Given that I’ve written about and reviewed art for decades, my imagination is clearly fed by works of visual art: contemporary, modern, and some earlier periods as well.  Further, since I’m a movie buff and did graduate studies in cinema, the movies are just about omnipresent in my consciousness. Finally, I should reprise something I said above too: the city. I am an urban creature, and the presence, energy, beauty and brilliant noise of a large city feed my imagination in particular ways few other things can.

15 - What other writers or writings are important for your work, or simply your life outside of your work?

My personal canon would clearly include the surrealists for sure, as well as gay liberationist writers and the New Narrative group. Those streams of writing are vital sources for my work, my thinking, and my politics. They also help provide a sort-of framework for my approach to daily life at the same time. Finally, there’s no way for me to talk about the important influences on my literary work properly understood without naming Angela Carter. My encounter with her books was absolutely transformational.

16 - What would you like to do that you haven't yet done?

The list of things that interest and tempt me is very long indeed and features travel destinations, workout objectives, and various possible encounters and experiences, but if I restrict myself to just my creative output: I am presently working on a friend’s film project, and am very much enjoying it. This has somehow triggered my long set-aside interest in movie-making, so who knows…    though time and money are a factor here needless to say.

17 - If you could pick any other occupation to attempt, what would it be? Or, alternately, what do you think you would have ended up doing had you not been a writer?

As a teenager, I trained as an actor for several years, and was fairly serious about it; I suppose, if writing hadn’t intervened, I might have pursued that path. I also, at some point in my undergraduate studies, entertained the notion of studying the law, so that could have been a possibility too, if it hadn’t lost its appeal so quickly. In the end, writing was the only choice that really worked for me.

18 - What made you write, as opposed to doing something else?

That decision surely begins with a natural inclination or predisposition, and with being a reader. Being someone who loved words, stories, and poems and found real joy in them led me to understand their power to move. That in turn made me want to try it out myself. Once I began, I discovered exercising the imagination helped one engage with what is in excess of reality: all the vital potential and complex possibility underlying some situations and experiences. Writing about them — putting them down on paper — made that potential feel more real somehow, and –– as importantly –– gave them an enduring trace. That closed the circle for me, and I was hooked.

19 - What was the last great book you read?
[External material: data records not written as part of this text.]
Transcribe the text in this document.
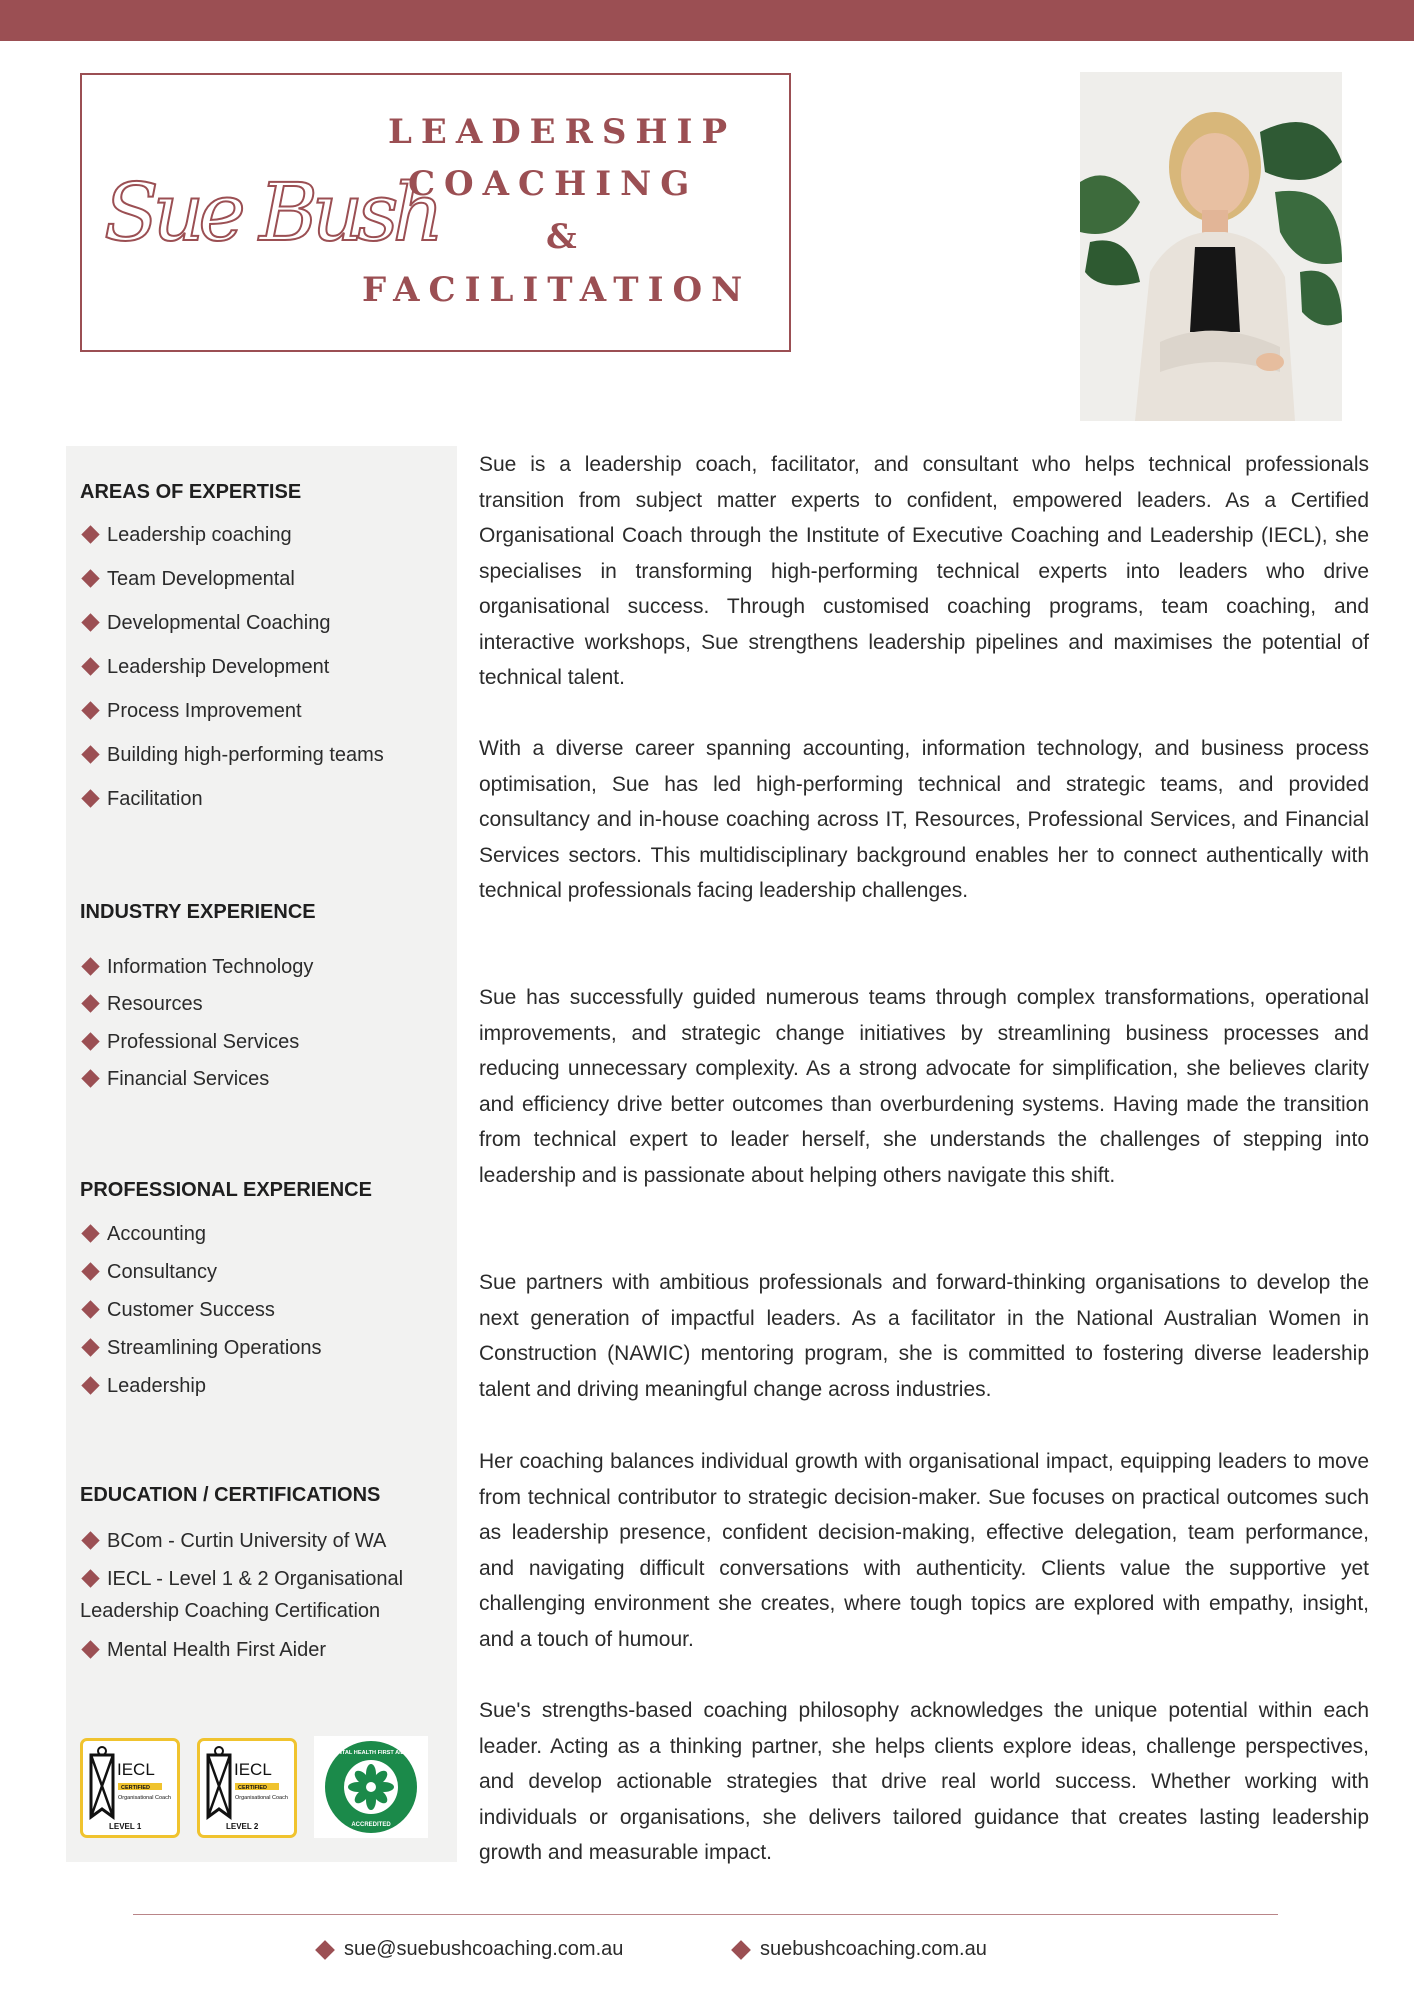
Sue Bush
LEADERSHIP
COACHING
&
FACILITATION
AREAS OF EXPERTISE
Leadership coaching
Team Developmental
Developmental Coaching
Leadership Development
Process Improvement
Building high-performing teams
Facilitation
INDUSTRY EXPERIENCE
Information Technology
Resources
Professional Services
Financial Services
PROFESSIONAL EXPERIENCE
Accounting
Consultancy
Customer Success
Streamlining Operations
Leadership
EDUCATION / CERTIFICATIONS
BCom - Curtin University of WA
IECL - Level 1 & 2 Organisational Leadership Coaching Certification
Mental Health First Aider
IECL
CERTIFIED
Organisational Coach
LEVEL 1
IECL
CERTIFIED
Organisational Coach
LEVEL 2
MENTAL HEALTH FIRST AIDER
ACCREDITED

Sue is a leadership coach, facilitator, and consultant who helps technical professionals transition from subject matter experts to confident, empowered leaders. As a Certified Organisational Coach through the Institute of Executive Coaching and Leadership (IECL), she specialises in transforming high-performing technical experts into leaders who drive organisational success. Through customised coaching programs, team coaching, and interactive workshops, Sue strengthens leadership pipelines and maximises the potential of technical talent.

With a diverse career spanning accounting, information technology, and business process optimisation, Sue has led high-performing technical and strategic teams, and provided consultancy and in-house coaching across IT, Resources, Professional Services, and Financial Services sectors. This multidisciplinary background enables her to connect authentically with technical professionals facing leadership challenges.

Sue has successfully guided numerous teams through complex transformations, operational improvements, and strategic change initiatives by streamlining business processes and reducing unnecessary complexity. As a strong advocate for simplification, she believes clarity and efficiency drive better outcomes than overburdening systems. Having made the transition from technical expert to leader herself, she understands the challenges of stepping into leadership and is passionate about helping others navigate this shift.

Sue partners with ambitious professionals and forward-thinking organisations to develop the next generation of impactful leaders. As a facilitator in the National Australian Women in Construction (NAWIC) mentoring program, she is committed to fostering diverse leadership talent and driving meaningful change across industries.

Her coaching balances individual growth with organisational impact, equipping leaders to move from technical contributor to strategic decision-maker. Sue focuses on practical outcomes such as leadership presence, confident decision-making, effective delegation, team performance, and navigating difficult conversations with authenticity. Clients value the supportive yet challenging environment she creates, where tough topics are explored with empathy, insight, and a touch of humour.

Sue's strengths-based coaching philosophy acknowledges the unique potential within each leader. Acting as a thinking partner, she helps clients explore ideas, challenge perspectives, and develop actionable strategies that drive real world success. Whether working with individuals or organisations, she delivers tailored guidance that creates lasting leadership growth and measurable impact.

sue@suebushcoaching.com.au	suebushcoaching.com.au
What was the last great film?

I recently read Brendan Connell's Metrophilias which struck me as walking the line between short fiction and prose poetry wonderfully, and doing so while being imbued with a nicely realized, frequently weird, and sometime disturbing, eroticism.

As for a film, well, I recently enjoyed Jan Svankmajer’s Insect which was, to put it simply, astounding. I watched it as half of a double feature that also included a rewatch of Cruising. (That, I must say — as a sidebar — was an a very interesting combination of viewing.)

20 - What are you currently working on?

Having just published a new chapbook of poems and a hefty work of nonfiction/poetics I am back to fiction and midway through a new novel.